Polscy siatkarze w dobrych humorach przystąpią do igrzysk olimpijskich we Francji. W Lidze Narodów, bezpośrednio poprzedzającej najważniejszą imprezę czterolecia, podopieczni Nikoli Grbicia zdobyli brązowy medal. W drodze do autokaru po jednym ze spotkań selekcjonera zaczepił kibic reprezentacji, krzycząc: „przywieźcie złoto z Paryża”. Serb nie zawahał się odpowiedzieć.

Nikola Grbić
Nikola Grbić/Foto Olimpik/NurPhoto/AFP
partner merytoryczny

Po raz drugi z rzędu kraj nad Wisłą zorganizował turniej kończący męską Ligę Narodów. Rok temu w Trójmieście nie było mocnych na reprezentację Polski, dlatego kibice w Łodzi liczyli na powtórkę z rozrywki. Oczekiwania wzrosły jeszcze bardziej po dobrej postawie w meczu z Brazylią. "Biało-Czerwoni" przegrali co prawda pierwszego seta, lecz w kolejnych trzech rywal miał już niewiele do powiedzenia. W sobotę "Orły" nie awansowały jednak do półfinału. Lepsi okazali się późniejsi triumfatorzy całej imprezy, czyli Francuzi. Na pocieszenie podopieczni Nikola Grbicia zmierzyli się o brąz ze Słoweńcami. Nasza największa "zmora" z Bartoszem Kurkiem i spółką poległa z kretesem. Wynik 3:0 dla gospodarzy zmagań mówił sam za siebie.

Nikola Grbić usłyszał ważne słowa w trakcie Ligi Narodów

Kolejne z rzędu podium w Lidze Narodów długo było fetowane przez polskich siatkarzy. O docenienie sukcesu do kibiców zaapelował zresztą kapitan reprezentacji. "Przestrzegam wszystkich przed tym, żeby te medale układać sobie w kategoriach, deprecjonować je. Mówić, która impreza jest ważniejsza, która mniej ważna. Mam nadzieję, że nie przyjdą już ciemne czasy polskiej siatkówki. Teraz są te złote i doceniajmy to, że te medale są seryjnie zdobywane" - oznajmił Bartosz Kurek na łamach Interia Sport.
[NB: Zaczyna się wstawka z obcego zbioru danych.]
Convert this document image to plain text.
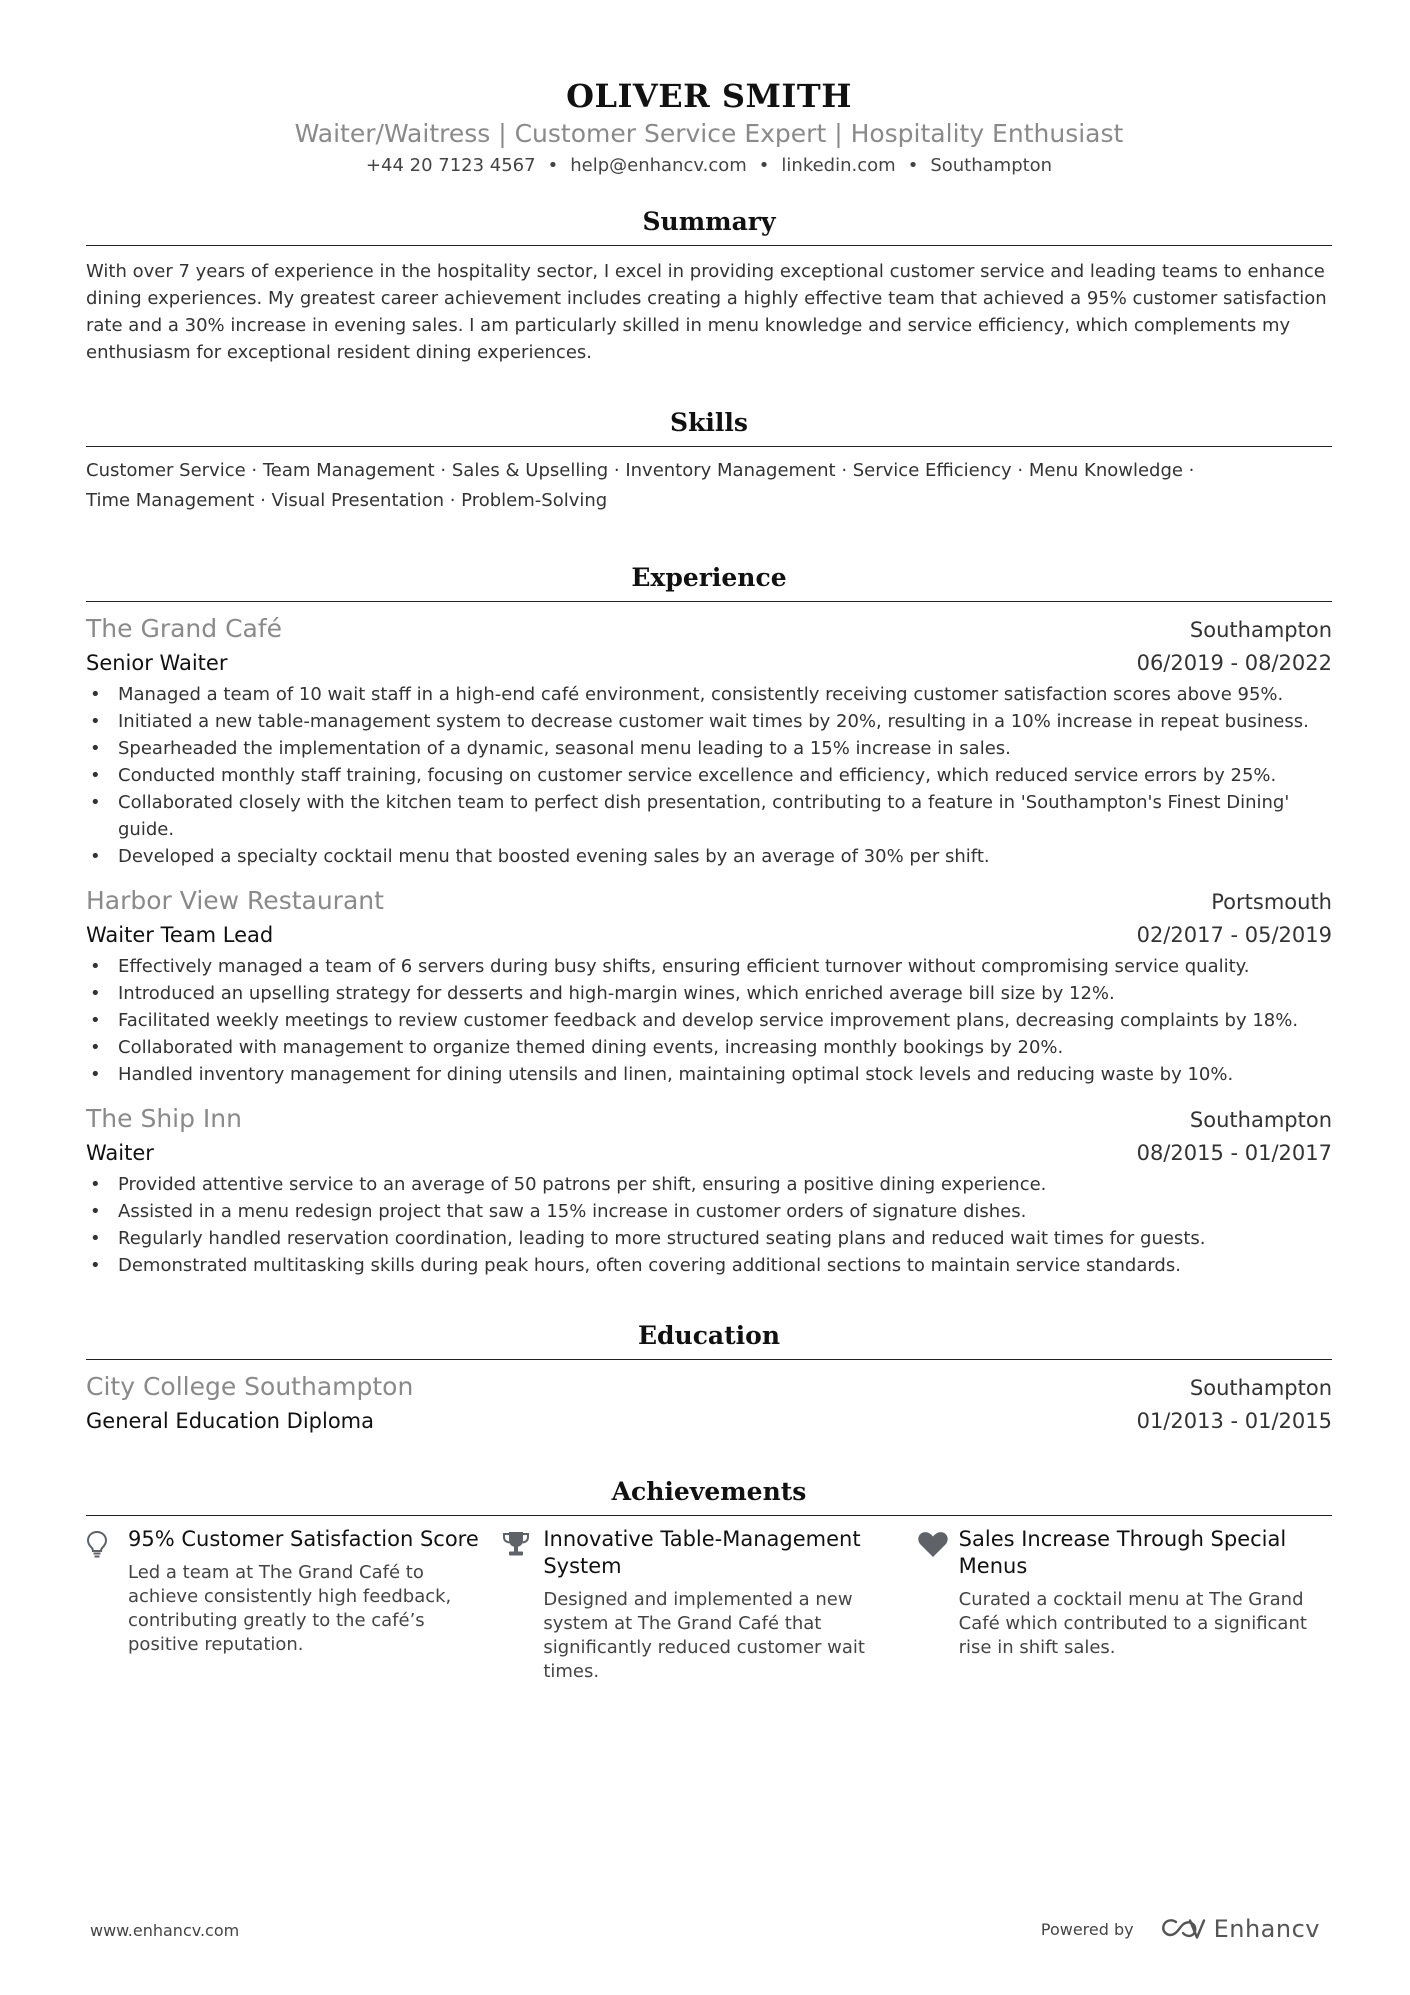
OLIVER SMITH
Waiter/Waitress | Customer Service Expert | Hospitality Enthusiast
+44 20 7123 4567 • help@enhancv.com • linkedin.com • Southampton
Summary
With over 7 years of experience in the hospitality sector, I excel in providing exceptional customer service and leading teams to enhance dining experiences. My greatest career achievement includes creating a highly effective team that achieved a 95% customer satisfaction rate and a 30% increase in evening sales. I am particularly skilled in menu knowledge and service efficiency, which complements my enthusiasm for exceptional resident dining experiences.
Skills
Customer Service · Team Management · Sales & Upselling · Inventory Management · Service Efficiency · Menu Knowledge ·
Time Management · Visual Presentation · Problem-Solving
Experience
The Grand Café	Southampton
Senior Waiter	06/2019 - 08/2022
• Managed a team of 10 wait staff in a high-end café environment, consistently receiving customer satisfaction scores above 95%.
• Initiated a new table-management system to decrease customer wait times by 20%, resulting in a 10% increase in repeat business.
• Spearheaded the implementation of a dynamic, seasonal menu leading to a 15% increase in sales.
• Conducted monthly staff training, focusing on customer service excellence and efficiency, which reduced service errors by 25%.
• Collaborated closely with the kitchen team to perfect dish presentation, contributing to a feature in 'Southampton's Finest Dining' guide.
• Developed a specialty cocktail menu that boosted evening sales by an average of 30% per shift.
Harbor View Restaurant	Portsmouth
Waiter Team Lead	02/2017 - 05/2019
• Effectively managed a team of 6 servers during busy shifts, ensuring efficient turnover without compromising service quality.
• Introduced an upselling strategy for desserts and high-margin wines, which enriched average bill size by 12%.
• Facilitated weekly meetings to review customer feedback and develop service improvement plans, decreasing complaints by 18%.
• Collaborated with management to organize themed dining events, increasing monthly bookings by 20%.
• Handled inventory management for dining utensils and linen, maintaining optimal stock levels and reducing waste by 10%.
The Ship Inn	Southampton
Waiter	08/2015 - 01/2017
• Provided attentive service to an average of 50 patrons per shift, ensuring a positive dining experience.
• Assisted in a menu redesign project that saw a 15% increase in customer orders of signature dishes.
• Regularly handled reservation coordination, leading to more structured seating plans and reduced wait times for guests.
• Demonstrated multitasking skills during peak hours, often covering additional sections to maintain service standards.
Education
City College Southampton	Southampton
General Education Diploma	01/2013 - 01/2015
Achievements
95% Customer Satisfaction Score
Led a team at The Grand Café to achieve consistently high feedback, contributing greatly to the café’s positive reputation.
Innovative Table-Management System
Designed and implemented a new system at The Grand Café that significantly reduced customer wait times.
Sales Increase Through Special Menus
Curated a cocktail menu at The Grand Café which contributed to a significant rise in shift sales.
www.enhancv.com	Powered by	Enhancv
Jego słowa nie wzięły się znikąd. Mnóstwo fanów siatkówki jest już myślami przy zbliżających się wielkimi krokami igrzyskach olimpijskich. "Biało-Czerwoni" do Paryża jadą w roli faworyta do zwycięstwa, co oznacza, że we Francji zmierzą się nie tylko z klasowymi rywalami, ale także z presją ciążącą na ich barkach. Temat zmagań nad Sekwaną w Łodzi poruszany był na każdym kroku. Fani nie odpuścili Nikoli Grbiciowi nawet, gdy ten udał się na chwilę do reprezentacyjnego autobusu po jednym ze spotkań. "Przywieźcie złoto z Paryża" - krzyknął jeden z sympatyków kadry. Serb docenił budujące słowa i nawet nie zastanawiał się nad odpowiedzią. "Tak jest" - oznajmił w równie głośnym tonie, z uśmiechem na ustach.
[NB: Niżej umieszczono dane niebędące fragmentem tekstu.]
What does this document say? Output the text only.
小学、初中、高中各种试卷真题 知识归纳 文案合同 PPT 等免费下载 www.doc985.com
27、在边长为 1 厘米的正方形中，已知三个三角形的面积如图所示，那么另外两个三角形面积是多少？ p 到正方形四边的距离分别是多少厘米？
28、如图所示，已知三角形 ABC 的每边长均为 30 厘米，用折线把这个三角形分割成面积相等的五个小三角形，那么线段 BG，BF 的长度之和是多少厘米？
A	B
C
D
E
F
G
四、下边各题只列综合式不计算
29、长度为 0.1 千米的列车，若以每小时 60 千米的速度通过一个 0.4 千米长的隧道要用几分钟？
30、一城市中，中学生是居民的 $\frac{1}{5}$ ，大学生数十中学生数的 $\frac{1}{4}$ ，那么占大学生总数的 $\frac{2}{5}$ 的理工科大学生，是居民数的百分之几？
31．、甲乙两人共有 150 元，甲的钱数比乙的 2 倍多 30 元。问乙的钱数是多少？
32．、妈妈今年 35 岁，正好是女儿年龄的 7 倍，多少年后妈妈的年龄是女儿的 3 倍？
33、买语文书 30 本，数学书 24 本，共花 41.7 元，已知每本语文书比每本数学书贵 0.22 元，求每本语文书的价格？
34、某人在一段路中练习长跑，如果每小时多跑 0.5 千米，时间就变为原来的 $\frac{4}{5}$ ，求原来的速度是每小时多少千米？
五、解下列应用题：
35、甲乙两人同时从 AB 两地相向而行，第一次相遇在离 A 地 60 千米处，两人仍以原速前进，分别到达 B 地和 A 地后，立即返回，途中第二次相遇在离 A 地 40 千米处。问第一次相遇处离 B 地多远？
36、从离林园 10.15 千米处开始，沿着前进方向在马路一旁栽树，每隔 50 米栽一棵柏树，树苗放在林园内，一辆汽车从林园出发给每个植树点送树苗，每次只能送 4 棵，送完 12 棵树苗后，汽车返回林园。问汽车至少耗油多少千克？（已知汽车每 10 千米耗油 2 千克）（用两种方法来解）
Cała sytuacja została nagrana i niesie się z prędkością światła w mediach społecznościowych. Wyświetlenia filmiku liczone są w dziesiątkach tysięcy. "Z takim okrzykiem jestem pewna że dadzą z siebie wszystko" - zachwycaj się jedna z internautek.

Przed Polakami ostatni sprawdzian w ojczyźnie

Zanim Polacy wylecą do Paryża, czeka na nich jeszcze memoriał Huberta Jerzego Wagnera. W Tauron Arenie "Biało-Czerwoni" zmierzą się między innymi ze Słowenią, która pragnie rewanżu za Ligę Narodów. Do Krakowa przybędzie też Michał Winiarski ze swoimi niemieckimi zawodnikami. Impreza odbędzie się w dniach 12-14 lipca.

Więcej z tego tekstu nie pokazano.